I am trying to use this example of Crate with Common Crawl: https://github.com/crate/crate-commoncrawl
I have setup the Crate and even created the table schema using the instructions from the example.
I am accessing CRATE using the URL: http://localhost:4200/_plugin/crate-admin
as I am working on my own system.
The only issue that I facing is the with the COPY
. Let me show you that line:
COPY commoncrawl FROM 'ccrawl://cr8.is/1WSiodP';
It is triggering unknown exceptions. Here is the error and the trace of the error:
COPY ERROR (0.000 sec)
Error!
SQLActionException[MalformedURLException: unknown protocol: ccrawl]
Error Trace:
SQLActionException: INTERNAL_SERVER_ERROR 5000 MalformedURLException: unknown protocol: ccrawl
at java.net.URL.<init>(URL.java:600)
at java.net.URL.<init>(URL.java:490)
at java.net.URL.<init>(URL.java:439)
at java.net.URI.toURL(URI.java:1089)
at io.crate.operation.collect.files.URLFileInput.getStream(URLFileInput.java:52)
at io.crate.operation.collect.files.FileReadingCollector.readLines(FileReadingCollector.java:228)
at io.crate.operation.collect.files.FileReadingCollector.doCollect(FileReadingCollector.java:205)
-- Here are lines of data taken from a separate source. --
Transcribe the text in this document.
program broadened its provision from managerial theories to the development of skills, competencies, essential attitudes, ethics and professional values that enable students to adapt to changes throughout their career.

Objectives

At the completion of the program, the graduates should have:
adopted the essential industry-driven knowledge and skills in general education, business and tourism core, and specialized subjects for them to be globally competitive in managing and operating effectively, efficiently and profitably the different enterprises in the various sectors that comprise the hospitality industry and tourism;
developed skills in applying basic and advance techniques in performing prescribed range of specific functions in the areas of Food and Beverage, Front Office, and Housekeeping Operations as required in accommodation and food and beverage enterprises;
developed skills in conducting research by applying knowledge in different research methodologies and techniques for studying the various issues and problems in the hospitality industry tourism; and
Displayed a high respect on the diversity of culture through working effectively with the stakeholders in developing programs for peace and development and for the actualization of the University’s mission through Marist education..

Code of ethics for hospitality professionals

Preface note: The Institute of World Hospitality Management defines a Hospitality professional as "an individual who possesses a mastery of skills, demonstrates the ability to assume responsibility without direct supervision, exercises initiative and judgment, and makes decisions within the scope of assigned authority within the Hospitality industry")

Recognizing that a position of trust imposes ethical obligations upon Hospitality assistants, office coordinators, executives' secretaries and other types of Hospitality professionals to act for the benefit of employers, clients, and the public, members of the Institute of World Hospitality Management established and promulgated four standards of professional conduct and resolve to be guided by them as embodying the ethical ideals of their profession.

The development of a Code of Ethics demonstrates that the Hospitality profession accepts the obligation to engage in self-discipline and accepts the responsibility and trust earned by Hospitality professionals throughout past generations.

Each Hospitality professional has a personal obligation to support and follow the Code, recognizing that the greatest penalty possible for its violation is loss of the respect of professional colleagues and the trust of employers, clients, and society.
at io.crate.operation.collect.MapSideDataCollectOperation$1$1.run(MapSideDataCollectOperation.java:135)
at java.util.concurrent.ThreadPoolExecutor.runWorker(ThreadPoolExecutor.java:1142)
at java.util.concurrent.ThreadPoolExecutor$Worker.run(ThreadPoolExecutor.java:617)
at java.lang.Thread.run(Thread.java:745)
I am using UBUNTU 16.04 operating system. Here is the image of teh error: Kindly, help me. I am not able to understand the problem. do share your thoughts.
Looks like the crate-commoncrawl plugin was not installed correctly. See https://github.com/crate/crate-commoncrawl#build--install.